Ma'asyiral muslimîn hafizhakumullah.
Beberapa tahun belakangan ini marak fenomena hijrah, terutama di kalangan generasi milenial dan muslim perkotaan. Komunitas hijrah bermunculan di beberapa kota. Bahkan, hijrah telah menjadi tren gaya hidup anak-anak muda zaman now. Sebuah fenomena positif yang menunjukkan semakin meningkatnya kesadaran beragama umat Islam. Setiap kita pasti pernah mengalami fase tertentu dalam hidup, yang mengharuskan kita bertransformasi melakukan perubahan. Termasuk perubahan dalam sikap keberagamaan.
Tentu kita tidak ingin fenomena tersebut hanya sebagai gaya hidup ‘musiman’, yang bisa berubah sewaktu-waktu dengan datangnya gaya hidup baru lainnya. Kita juga tidak menginginkan tumbuhnya komunitas-komunitas tersebut mengarah kepada sikap eksklusifisme dalam beragama; yang menganggap dirinya lebih baik, atau paling islami, dibanding orang lain yang tidak mengikuti tren mereka. Kalau hanya sekadar life style, berhijrah hanya akan sebatas penampilan fisik atau cara berpakaian. Tetapi, substansi keberagamaan terabaikan.
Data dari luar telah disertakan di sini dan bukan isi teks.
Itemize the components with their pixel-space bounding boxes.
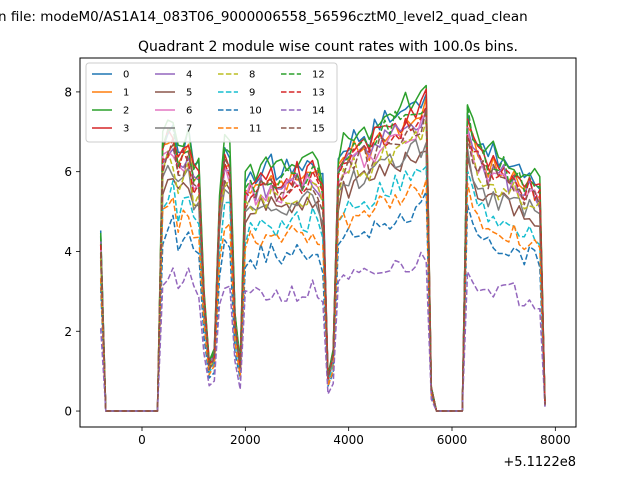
x-tick-label: 4000 (333, 433, 364, 447)
legend-label-10: 10 (249, 106, 262, 117)
axes-frame (79, 57, 577, 428)
legend-label-9: 9 (249, 88, 255, 99)
x-tick-label: 0 (138, 433, 146, 447)
figure-suptitle: n file: modeM0/AS1A14_083T06_9000006558_… (0, 9, 528, 25)
legend-label-6: 6 (186, 106, 192, 117)
legend-box (85, 62, 338, 143)
y-tick-label: 6 (64, 165, 72, 179)
x-tick-label: 6000 (437, 433, 468, 447)
series-line-10 (99, 191, 546, 412)
x-tick-label: 2000 (230, 433, 261, 447)
series-line-11 (99, 178, 546, 412)
legend-label-2: 2 (123, 106, 129, 117)
legend-label-1: 1 (123, 88, 129, 99)
legend-label-8: 8 (249, 70, 255, 81)
y-tick-label: 8 (64, 85, 72, 99)
legend-label-4: 4 (186, 70, 192, 81)
y-tick-label: 0 (64, 405, 72, 419)
x-offset-label: +5.1122e8 (503, 455, 576, 470)
legend-label-13: 13 (312, 88, 325, 99)
x-axis: 0 2000 4000 6000 8000 (138, 427, 571, 447)
legend-label-7: 7 (186, 124, 192, 135)
x-tick-label: 8000 (540, 433, 571, 447)
legend-label-0: 0 (123, 70, 129, 81)
legend-label-14: 14 (312, 106, 325, 117)
chart-title: Quadrant 2 module wise count rates with … (138, 39, 518, 55)
y-tick-label: 4 (64, 245, 72, 259)
series-line-14 (99, 251, 546, 412)
y-tick-label: 2 (64, 325, 72, 339)
y-axis: 0 2 4 6 8 (64, 85, 80, 419)
legend-label-5: 5 (186, 88, 192, 99)
legend-label-3: 3 (123, 124, 129, 135)
legend-label-12: 12 (312, 70, 325, 81)
series-line-15 (99, 108, 546, 412)
series-line-13 (99, 105, 546, 412)
series-line-9 (99, 165, 546, 412)
legend-label-11: 11 (249, 124, 262, 135)
legend-label-15: 15 (312, 124, 325, 135)
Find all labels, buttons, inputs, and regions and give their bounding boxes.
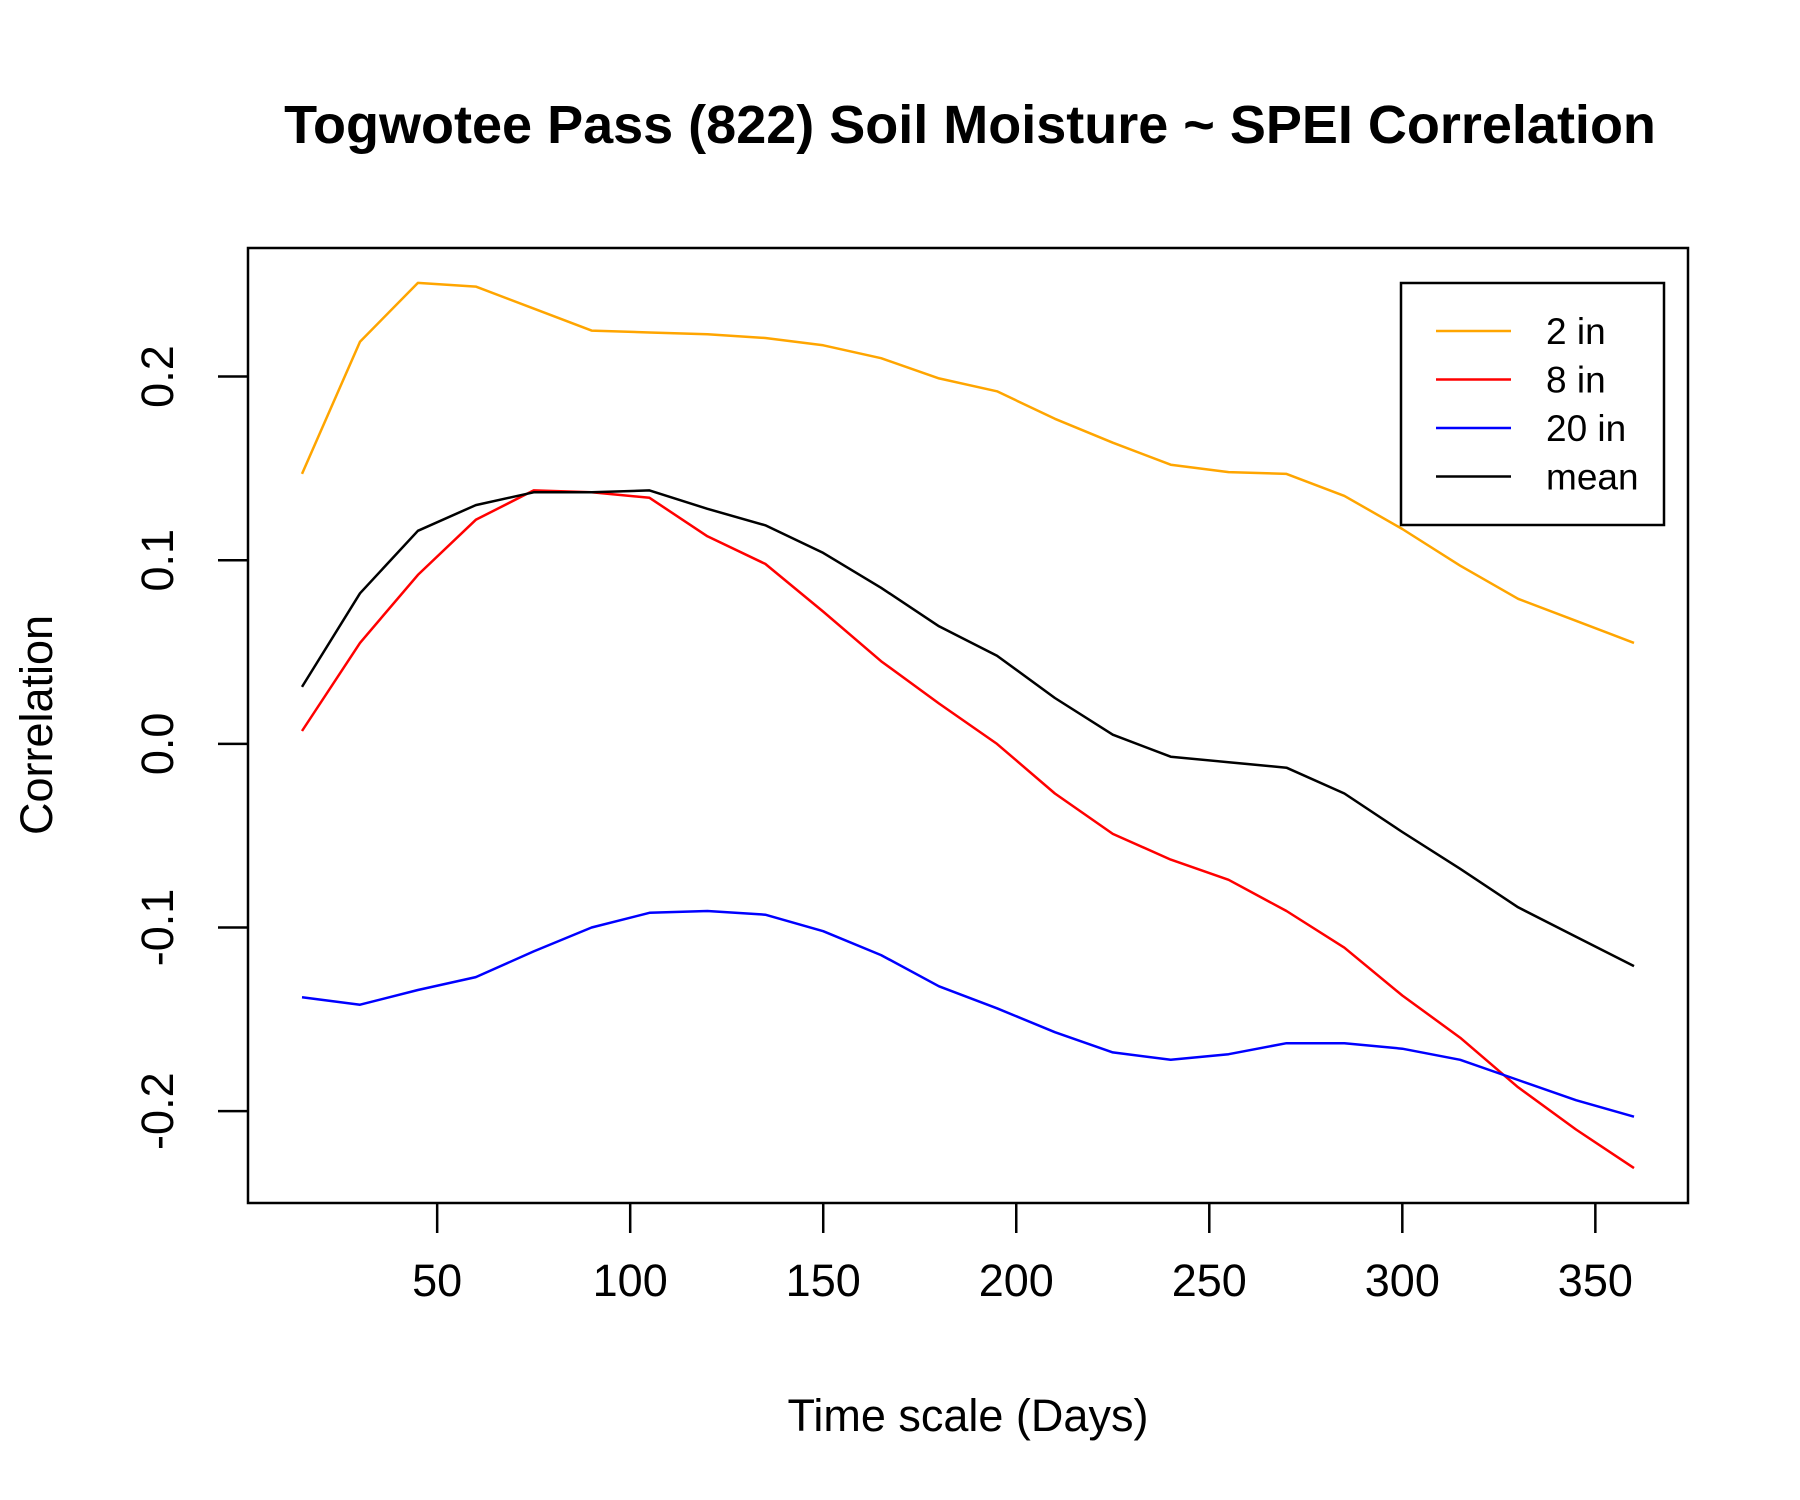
y-tick-label: 0.2 [132,345,183,408]
x-tick-label: 100 [593,1255,668,1306]
plot-frame [246,246,1690,1205]
series-line-8-in [300,489,1635,1170]
x-tick-label: 250 [1172,1255,1247,1306]
x-axis: 50 100 150 200 250 300 350 [412,1203,1633,1306]
x-tick-label: 350 [1558,1255,1633,1306]
legend-entries: 2 in 8 in 20 in mean [1436,311,1639,498]
x-axis-label: Time scale (Days) [788,1390,1149,1441]
legend-box [1399,281,1666,527]
y-axis-label: Correlation [11,615,62,835]
series-lines [300,281,1635,1170]
chart-title: Togwotee Pass (822) Soil Moisture ~ SPEI… [284,95,1656,155]
x-tick-label: 150 [786,1255,861,1306]
x-tick-label: 200 [979,1255,1054,1306]
series-line-2-in [300,281,1635,645]
series-line-20-in [301,909,1635,1118]
y-tick-label: 0.0 [132,713,183,776]
legend: 2 in 8 in 20 in mean [1399,281,1666,527]
y-tick-label: 0.1 [132,529,183,592]
legend-label: 2 in [1546,311,1606,352]
legend-label: mean [1546,457,1639,498]
series-line-mean [300,489,1635,968]
y-tick-label: -0.1 [132,889,183,967]
legend-label: 8 in [1546,360,1606,401]
y-tick-label: -0.2 [132,1072,183,1150]
legend-label: 20 in [1546,408,1626,449]
x-tick-label: 50 [412,1255,462,1306]
x-tick-label: 300 [1365,1255,1440,1306]
y-axis: -0.2 -0.1 0.0 0.1 0.2 [132,345,248,1150]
Kalau hanya sekadar lifestyle, kita khawatir akan terjadi arus balik hijrah, ketika sampai pada titik klimaks, yaitu dalam bentuk pengenduran dalam beragama karena tidak puas dengan apa yang selama ini diterima.
Menurut sebuah survei di Turki, terjadi peningkatan orang yang tidak percaya pada agama hingga tiga kali lipat dalam 10 tahun terakhir. Penyebabnya, seperti dilansir oleh Deutsche Welle, adalah kekecewaan mereka pada penerapan Islam dalam kehidupan sehari-hari. Dalam laporan lain yang dilansir oleh BBC disebutkan, selain menjadi atheis, mereka juga menjadi agnostic (percaya Tuhan tapi tidak beragama). Oleh karenanya, menjadi penting memahami esensi dan makna hakiki dari hijrah.
Secara bahasa, hijrah berasal dari bahasa Arab dengan akar kata ha-ja-ra, memiliki makna dasar yang berkisar pada ‘memutus’ dan ‘mengencangkan’/ ‘menguatkan’. Hijrah dimaknai berpindah dari satu tempat ke tempat ke lain karena seorang yang berhijrah memutus hubungan dengan meninggalkan tempat tersebut dan berpindah ke tempat lain. Atau karena ia telah memutus segala bentuk ikatan dan komitmen dengan tempat tersebut.
Menurut pakar bahasa al-Qur'an, Raghib al-Ashfahani, alhajr berarti ‘meninggalkan sesuatu/ seseorang, baik secara fisik, lisan maupun hati. Ungkapan dalam al-Qur'an, ittakhadzu hadzal Qur’ana mahjura, berarti meninggalkan al-Qur’an dengan hati atau dengan hati dan lisan; tidak membacanya, menghafalnya, men-tadabburinya dan mengamalkannya. Kata ini, menurut al-Ashfahani, terkadang bisa dimaknai meninggalkan tempat secara fisik, yaitu meninggalkan sebuah tempat menuju tempat lain, dan bisa dimaknai secara batin, yaitu meninggalkan dan menolak syahwat, hawa nafsu, akhlak tercela dan kesalahan (alMufradat, 2/698)
Kata hijrah dengan berbagai derivasinya yang terulang sebanyak 31 kali dalam al-Qur'an lebih banyak digunakan untuk makna perpindahan dari satu tempat ke tempat lain, sebagai upaya menghindari kesesatan dan penyiksaan yang merajalela dengan tidak ada kemampuan melawannya, untuk mencari tempat yang tenang dan aman. Para nabi terdahulu biasa melakukan hijrah ketika jalan dakwah tertutup. Nabi Ibrahim misalnya, pernah berhijrah dari Babilonia tempat kelahirannya, menuju beberapa tempat di tanah Arab, seperti negeri Syam, Mesir dan Mekkah.